Bobby Labonte made me a NASCAR fan a few years ago. After turning his expensive race car into a pile of scrap metal, he told an interviewer that he just screwed up and didn’t drive the car very well. I liked that kind of honesty in a world of sponsor-laden gearhead speak by most of the stars of NASCAR.
For the past 11 years, he drove the green number 19 Interstate Batteries car for Joe Gibbs Racing. He was one of the top 10 or so stars of the sport, and won a championship in 2000, so his gear was everywhere. I have a small collection of 1:24 scale models of his car, micro models and foil wrapped chocolate cars on my desk at work.
Now, he’s changing teams, he’s changing numbers and he’s changing color schemes which will be a true test of his star power. As Bobby changes, I wonder if his fans will goes with him.
NASCAR does a great job of managing its brand and the brands of its drivers. Drivers set unmatched standards for connecting with their fans, and the fans show their love by buying a lot of gear with their favorite driver’s number and colors. Frankly, I don’t have any doubt that the fans will follow the driver, but what will happen to their $100 leather jacket, the $30 football jersey or the $99 stained-glass table lamp?

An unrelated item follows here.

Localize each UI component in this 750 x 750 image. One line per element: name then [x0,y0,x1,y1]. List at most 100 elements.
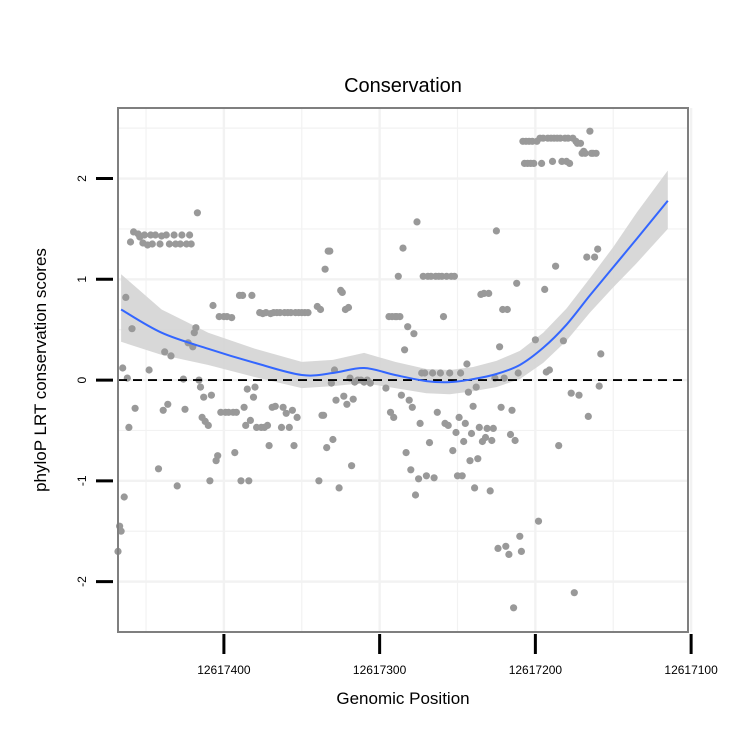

The green and red color scheme of the number 18 was easy to spot in most races because it was the only green car on the track. Based on the amount of no. 18 gear that was for sale compared to other stars, I’m thinking the green and red color combination might have kept sales down even after he won the championship.
I’m thinking the new baby blue and yellow scheme of the no. 43 is not going to do a lot better. Early results are in on a fan poll on Bobby’s official website, and the fans don’t like it either. When last I looked, 94 percent voted for “I hate it.” Ouch. There goes the stained-glass lamp sales.